Examples of hatred, persecution, and violence during the current outbreak abound throughout the world. Stupidity, as well, which perusal of the nightly news reveals to be a steady constant: for example, bars staying open in defiance of stay-at-home orders which they deem “unconstitutional,” or churches staying open so as not to “give Satan the victory.” But such foolishness, too, is not unique to the present situation. It is reminiscent of instances, right after 9/11, when Sikh Americans were attacked in the street for being Muslims. Some people are so stupid that they cannot even get their bigotry right. Sadly, so much of the ignorance and aggression regarding the current outbreak and about the control of infectious diseases in general—think the antivaxx movement—originates in the pulpit, in the noxious messages put out by pastors seeking to inflame their respective congregations, or perhaps for some messianic glory.
But it does not have to be this way. There is another way that faith-based institutions and people of faith can respond. Religion and religions can be sources of ennoblement and other-regard, calling us to treat all beings with dignity and respect and respond to their needs and their suffering. In a recent interview, I noted that the present public health challenge is “a social-justice teaching moment for us as a society,” perhaps one we’ll look back on later with some gratitude. The great faith traditions all implore their believers to prioritize care for those in dire need above one’s own immediate concerns, as a matter of moral righteousness and civic duty, as in the verse in Deuteronomy (16:20) that instructs us with the words, “Justice, justice shall you pursue.”

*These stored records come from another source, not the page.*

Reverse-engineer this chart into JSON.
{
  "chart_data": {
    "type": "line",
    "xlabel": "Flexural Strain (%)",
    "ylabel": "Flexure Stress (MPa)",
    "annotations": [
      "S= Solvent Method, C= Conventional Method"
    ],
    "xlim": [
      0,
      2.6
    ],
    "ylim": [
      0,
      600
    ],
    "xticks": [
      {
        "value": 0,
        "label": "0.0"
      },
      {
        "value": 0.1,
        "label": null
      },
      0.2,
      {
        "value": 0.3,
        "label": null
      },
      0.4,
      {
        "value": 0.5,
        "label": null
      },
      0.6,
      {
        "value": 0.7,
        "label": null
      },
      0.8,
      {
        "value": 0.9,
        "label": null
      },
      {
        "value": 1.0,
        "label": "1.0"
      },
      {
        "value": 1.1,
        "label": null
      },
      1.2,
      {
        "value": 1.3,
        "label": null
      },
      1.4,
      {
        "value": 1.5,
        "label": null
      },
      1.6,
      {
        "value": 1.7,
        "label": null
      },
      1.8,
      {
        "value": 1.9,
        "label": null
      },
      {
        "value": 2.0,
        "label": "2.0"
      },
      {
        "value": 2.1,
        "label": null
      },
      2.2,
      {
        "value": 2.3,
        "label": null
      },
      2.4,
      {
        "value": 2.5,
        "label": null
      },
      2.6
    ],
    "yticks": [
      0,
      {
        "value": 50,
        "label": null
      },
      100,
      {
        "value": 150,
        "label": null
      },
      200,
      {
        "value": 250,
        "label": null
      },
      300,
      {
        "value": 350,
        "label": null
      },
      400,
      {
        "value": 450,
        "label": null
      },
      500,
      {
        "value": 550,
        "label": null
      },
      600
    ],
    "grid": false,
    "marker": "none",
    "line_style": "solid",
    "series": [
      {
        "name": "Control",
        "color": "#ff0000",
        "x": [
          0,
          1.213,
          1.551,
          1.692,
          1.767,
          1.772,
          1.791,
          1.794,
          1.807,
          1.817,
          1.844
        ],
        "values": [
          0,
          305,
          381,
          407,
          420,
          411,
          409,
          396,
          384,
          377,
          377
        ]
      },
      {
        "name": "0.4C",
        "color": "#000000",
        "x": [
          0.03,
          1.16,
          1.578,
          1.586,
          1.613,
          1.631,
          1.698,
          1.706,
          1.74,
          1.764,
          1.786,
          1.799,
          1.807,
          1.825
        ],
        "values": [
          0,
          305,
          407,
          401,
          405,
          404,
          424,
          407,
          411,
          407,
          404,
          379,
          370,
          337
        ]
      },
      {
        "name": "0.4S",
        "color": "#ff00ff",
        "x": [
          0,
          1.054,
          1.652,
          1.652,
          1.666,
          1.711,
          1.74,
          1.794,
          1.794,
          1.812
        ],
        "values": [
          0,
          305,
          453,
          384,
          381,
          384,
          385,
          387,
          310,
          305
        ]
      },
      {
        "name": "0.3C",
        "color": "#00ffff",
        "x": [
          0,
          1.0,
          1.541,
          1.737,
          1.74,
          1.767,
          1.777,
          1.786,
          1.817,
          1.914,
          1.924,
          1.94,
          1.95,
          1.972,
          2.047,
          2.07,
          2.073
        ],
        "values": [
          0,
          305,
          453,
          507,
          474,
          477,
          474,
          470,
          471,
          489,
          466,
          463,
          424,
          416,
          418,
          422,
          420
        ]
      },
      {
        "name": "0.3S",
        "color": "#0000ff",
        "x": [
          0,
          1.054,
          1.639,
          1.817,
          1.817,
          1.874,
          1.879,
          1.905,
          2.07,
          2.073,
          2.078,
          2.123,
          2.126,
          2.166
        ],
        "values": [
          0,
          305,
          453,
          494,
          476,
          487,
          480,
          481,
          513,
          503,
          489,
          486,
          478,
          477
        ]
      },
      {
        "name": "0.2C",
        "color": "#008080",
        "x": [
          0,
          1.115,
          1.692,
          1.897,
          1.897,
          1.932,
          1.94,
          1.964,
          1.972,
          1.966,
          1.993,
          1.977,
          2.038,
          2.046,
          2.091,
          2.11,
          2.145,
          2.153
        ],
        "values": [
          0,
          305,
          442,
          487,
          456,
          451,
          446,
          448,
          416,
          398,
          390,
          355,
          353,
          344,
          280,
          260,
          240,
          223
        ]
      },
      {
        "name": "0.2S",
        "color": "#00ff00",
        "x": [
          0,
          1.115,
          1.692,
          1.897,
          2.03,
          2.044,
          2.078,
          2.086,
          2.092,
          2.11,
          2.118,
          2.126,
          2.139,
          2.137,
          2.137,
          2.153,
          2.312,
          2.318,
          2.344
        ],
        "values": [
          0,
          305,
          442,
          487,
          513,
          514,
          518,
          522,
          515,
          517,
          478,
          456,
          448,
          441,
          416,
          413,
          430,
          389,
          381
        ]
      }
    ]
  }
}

There are people in our midst—coworkers, neighbors, friends, members of our congregations and communities—who need our help but may be too paralyzed with fear or confusion to ask for help. The most vulnerable among them may be older, living alone, out of work, and at risk of running out of financial resources. They may also be anxious or depressed, which by itself can have downstream effects on one’s immune response. It is up to each of us to seek them out and assure them of our continued presence. We can do this through offering tangible assistance, and also through providing emotional support, (virtual) fellowship, and prayer. We need to do all of the above.
When the postmortems are written, will this outbreak be viewed as a case study in religious hatred, persecution, violence, and general stupidity, or as an exemplar of faith-based cooperation and communal solidarity? I suspect there will be plenty of evidence for both positions, but in the meantime we can all pray that the latter prevails.